I was trying to humanize the feelings that many of us feel when we are no longer with someone we were very intimate with -- it's not just a BPD thing to feel strong feelings at the end of a relationship. What is different is the reason why the break-ups occur (fear of abandonment, splitting, projection, etc.) and the feelings = facts that pwBPD can experience, that can flip a situation so that it no longer resembles accurately what happened or is happening.

Your actions are normal. Your ex's reactions are not. But to her, her feelings are valid, just as mine were valid. I felt that my boundaries were not being respected (mostly because I didn't have any idea what boundaries were, or how to assert them in a healthy way).

Thinking this through made me realize that I did something similar in my marriage. When my ex split me black and gave me the silent treatment, at first I would do anything to try and figure out why I had done wrong. I thought of it as a hallway filled with doors and I had to figure out which one to open. One time, after a particularly long stretch of silent treatment, I drove to his work and waited for him in the parking lot where his car was parked. When he saw me there, he was furious. In a way, showing up at work while he had split me black invalidated how he felt, if that makes sense. He was using the silent treatment as a very crude mechanism to create a boundary, and I didn't know anything about validation at the time. I thought if I showed up there I could convince him that I was there for him no matter what. That just made him even more upset. 

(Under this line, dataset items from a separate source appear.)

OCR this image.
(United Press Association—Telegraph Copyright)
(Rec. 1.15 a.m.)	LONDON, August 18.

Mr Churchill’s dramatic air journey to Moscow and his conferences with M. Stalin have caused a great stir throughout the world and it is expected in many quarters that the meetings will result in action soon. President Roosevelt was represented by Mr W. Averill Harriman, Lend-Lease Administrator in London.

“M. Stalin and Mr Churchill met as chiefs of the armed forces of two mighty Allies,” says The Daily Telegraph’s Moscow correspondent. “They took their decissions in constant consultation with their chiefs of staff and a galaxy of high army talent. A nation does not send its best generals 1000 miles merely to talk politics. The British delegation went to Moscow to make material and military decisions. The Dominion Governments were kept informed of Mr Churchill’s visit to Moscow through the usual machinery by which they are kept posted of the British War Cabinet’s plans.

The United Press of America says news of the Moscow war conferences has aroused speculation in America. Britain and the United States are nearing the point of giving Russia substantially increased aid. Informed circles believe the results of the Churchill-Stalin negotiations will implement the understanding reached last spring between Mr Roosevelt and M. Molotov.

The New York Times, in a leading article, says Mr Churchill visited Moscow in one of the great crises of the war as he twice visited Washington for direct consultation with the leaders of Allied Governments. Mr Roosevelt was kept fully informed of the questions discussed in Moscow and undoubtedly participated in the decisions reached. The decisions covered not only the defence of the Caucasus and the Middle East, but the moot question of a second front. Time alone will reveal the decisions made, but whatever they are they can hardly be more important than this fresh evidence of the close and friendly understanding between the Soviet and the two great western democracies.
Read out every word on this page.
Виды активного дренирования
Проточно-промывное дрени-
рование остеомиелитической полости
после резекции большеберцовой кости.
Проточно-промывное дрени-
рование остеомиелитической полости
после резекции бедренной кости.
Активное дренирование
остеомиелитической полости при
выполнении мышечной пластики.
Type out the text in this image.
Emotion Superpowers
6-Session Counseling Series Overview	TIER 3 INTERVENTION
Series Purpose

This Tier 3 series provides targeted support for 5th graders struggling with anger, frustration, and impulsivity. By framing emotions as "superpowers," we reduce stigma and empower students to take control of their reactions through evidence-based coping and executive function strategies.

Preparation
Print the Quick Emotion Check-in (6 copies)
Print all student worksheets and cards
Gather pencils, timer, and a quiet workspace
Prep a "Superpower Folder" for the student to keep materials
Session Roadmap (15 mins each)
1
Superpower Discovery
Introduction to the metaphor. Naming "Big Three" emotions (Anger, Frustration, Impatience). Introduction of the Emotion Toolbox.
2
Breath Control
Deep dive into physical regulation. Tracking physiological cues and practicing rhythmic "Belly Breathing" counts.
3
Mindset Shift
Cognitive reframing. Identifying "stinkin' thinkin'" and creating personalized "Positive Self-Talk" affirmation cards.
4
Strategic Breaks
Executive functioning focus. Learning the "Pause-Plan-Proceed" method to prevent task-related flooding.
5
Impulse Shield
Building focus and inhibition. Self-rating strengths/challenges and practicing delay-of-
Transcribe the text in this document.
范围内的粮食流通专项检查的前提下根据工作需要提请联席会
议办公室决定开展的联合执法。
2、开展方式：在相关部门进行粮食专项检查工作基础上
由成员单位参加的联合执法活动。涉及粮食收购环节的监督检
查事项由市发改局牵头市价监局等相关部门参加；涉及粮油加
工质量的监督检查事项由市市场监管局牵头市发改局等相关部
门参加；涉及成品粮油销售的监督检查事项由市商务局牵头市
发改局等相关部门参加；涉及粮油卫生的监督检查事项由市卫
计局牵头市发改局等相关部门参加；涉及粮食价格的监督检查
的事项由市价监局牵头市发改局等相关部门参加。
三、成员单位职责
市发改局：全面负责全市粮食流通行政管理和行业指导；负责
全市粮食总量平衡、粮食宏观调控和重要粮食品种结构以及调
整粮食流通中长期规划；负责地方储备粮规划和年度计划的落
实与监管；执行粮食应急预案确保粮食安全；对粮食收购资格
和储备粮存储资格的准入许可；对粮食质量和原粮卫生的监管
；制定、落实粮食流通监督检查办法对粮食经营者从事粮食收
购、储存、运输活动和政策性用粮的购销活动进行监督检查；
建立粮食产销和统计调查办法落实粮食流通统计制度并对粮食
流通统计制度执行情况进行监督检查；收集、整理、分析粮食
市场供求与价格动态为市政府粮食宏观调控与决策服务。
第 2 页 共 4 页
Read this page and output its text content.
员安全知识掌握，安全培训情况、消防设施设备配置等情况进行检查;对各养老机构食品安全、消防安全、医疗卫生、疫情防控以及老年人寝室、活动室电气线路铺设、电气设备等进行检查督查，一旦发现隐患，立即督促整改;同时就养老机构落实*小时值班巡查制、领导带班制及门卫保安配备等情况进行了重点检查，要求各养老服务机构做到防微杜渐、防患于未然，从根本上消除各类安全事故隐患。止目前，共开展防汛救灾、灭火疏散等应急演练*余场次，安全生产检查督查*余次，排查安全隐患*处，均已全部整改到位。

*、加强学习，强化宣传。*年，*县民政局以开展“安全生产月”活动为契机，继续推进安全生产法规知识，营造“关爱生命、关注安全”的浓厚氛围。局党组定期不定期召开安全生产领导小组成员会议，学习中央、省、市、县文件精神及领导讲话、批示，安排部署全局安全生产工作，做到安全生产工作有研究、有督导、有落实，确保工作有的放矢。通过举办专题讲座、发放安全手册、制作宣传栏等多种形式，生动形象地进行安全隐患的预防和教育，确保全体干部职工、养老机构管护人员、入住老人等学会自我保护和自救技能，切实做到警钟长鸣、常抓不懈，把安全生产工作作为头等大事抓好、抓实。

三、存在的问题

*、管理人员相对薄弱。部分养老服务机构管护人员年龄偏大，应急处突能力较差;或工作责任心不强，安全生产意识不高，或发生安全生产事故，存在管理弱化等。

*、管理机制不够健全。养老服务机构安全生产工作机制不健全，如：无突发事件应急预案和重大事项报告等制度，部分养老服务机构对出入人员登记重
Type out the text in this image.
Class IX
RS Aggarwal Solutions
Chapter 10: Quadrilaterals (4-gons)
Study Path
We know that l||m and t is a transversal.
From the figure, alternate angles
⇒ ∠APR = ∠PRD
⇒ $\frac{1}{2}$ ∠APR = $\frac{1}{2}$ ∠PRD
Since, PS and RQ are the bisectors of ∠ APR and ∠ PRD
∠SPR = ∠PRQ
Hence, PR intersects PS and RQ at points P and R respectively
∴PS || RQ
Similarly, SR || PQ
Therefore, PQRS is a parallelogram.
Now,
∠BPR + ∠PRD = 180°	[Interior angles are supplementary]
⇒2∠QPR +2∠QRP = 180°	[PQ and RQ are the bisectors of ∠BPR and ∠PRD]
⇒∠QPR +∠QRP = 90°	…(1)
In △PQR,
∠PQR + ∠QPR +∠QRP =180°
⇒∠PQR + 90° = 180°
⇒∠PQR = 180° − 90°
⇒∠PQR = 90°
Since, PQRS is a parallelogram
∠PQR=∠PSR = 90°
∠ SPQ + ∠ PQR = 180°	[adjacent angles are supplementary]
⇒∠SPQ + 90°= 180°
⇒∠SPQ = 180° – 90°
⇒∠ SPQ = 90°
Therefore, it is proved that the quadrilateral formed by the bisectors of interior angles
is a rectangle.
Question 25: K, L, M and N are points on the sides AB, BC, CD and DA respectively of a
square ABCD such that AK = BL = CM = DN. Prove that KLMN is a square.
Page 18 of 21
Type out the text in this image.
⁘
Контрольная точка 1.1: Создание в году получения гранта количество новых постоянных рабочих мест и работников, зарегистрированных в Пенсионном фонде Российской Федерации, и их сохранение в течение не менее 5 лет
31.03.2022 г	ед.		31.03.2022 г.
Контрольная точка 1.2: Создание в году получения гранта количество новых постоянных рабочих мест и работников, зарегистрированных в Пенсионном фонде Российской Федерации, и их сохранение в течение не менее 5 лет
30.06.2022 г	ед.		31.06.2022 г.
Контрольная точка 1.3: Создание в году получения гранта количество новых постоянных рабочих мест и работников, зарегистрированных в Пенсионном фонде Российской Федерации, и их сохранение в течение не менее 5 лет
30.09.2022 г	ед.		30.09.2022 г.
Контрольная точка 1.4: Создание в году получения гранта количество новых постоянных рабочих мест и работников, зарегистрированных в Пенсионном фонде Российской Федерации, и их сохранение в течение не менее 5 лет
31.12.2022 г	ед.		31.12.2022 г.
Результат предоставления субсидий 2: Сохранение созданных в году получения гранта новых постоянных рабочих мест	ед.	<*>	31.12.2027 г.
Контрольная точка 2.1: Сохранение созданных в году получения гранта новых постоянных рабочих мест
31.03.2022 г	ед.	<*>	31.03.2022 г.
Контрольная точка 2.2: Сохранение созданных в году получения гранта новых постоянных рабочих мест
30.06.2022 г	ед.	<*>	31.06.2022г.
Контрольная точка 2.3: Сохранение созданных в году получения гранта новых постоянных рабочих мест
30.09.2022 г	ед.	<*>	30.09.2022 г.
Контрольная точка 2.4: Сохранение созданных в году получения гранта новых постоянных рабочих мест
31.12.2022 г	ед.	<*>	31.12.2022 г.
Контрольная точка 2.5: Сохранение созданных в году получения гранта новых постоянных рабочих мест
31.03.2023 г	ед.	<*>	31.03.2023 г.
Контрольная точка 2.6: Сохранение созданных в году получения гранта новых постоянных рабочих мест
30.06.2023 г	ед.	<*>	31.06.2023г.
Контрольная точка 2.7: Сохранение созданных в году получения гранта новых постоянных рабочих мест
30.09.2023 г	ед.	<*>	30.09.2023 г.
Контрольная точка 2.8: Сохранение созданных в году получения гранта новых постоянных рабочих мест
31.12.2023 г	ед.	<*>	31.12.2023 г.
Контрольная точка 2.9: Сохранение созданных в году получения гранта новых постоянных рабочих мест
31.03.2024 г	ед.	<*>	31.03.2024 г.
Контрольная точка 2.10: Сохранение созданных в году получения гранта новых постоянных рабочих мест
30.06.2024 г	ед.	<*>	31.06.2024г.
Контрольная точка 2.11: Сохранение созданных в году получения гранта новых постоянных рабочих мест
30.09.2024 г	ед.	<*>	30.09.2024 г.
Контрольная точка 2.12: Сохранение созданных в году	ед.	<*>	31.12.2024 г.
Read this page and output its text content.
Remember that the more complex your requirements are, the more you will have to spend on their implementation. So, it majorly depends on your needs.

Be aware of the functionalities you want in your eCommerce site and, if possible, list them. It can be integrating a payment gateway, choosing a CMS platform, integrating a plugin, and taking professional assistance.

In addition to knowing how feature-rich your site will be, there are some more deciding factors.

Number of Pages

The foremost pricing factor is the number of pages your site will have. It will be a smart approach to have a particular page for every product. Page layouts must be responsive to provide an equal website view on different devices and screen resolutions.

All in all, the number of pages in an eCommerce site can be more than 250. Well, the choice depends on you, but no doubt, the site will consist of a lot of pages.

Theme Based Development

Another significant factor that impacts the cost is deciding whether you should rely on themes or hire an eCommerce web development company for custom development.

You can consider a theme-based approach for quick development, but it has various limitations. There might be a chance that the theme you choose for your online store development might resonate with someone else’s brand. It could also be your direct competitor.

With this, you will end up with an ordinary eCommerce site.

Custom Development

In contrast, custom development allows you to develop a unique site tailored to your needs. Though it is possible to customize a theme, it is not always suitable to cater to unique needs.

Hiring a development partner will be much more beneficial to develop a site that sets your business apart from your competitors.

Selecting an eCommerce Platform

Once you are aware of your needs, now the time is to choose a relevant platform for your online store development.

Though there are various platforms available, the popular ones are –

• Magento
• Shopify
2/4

That's why toward the end of our marriage I was the last person who could reach him, even though I was the person who most desperately wanted to reach him. Out of his fear of abandonment, he had split me black and pushed me away, and I was all-bad. To ignore him made him even more enraged. Your ex may not be able to differentiate what is feelings-based, and what is factual because of her BPD traits. She may think that anytime you surface, you are harassing her. Feelings = facts to someone who is BPD.

Could that be why your ex filed a harassment charge against you? When people with BPD start to recruit negative advocates, and convince people that you are a target of blame, and begin to engage you with the legal process, things start to become very complicated very quickly. Sometimes, with lifelong consequences. It is not necessarily a sign that what you are doing is wrong -- it's a sign that she has ratcheted up her very complex emotional dysregulation to a new level.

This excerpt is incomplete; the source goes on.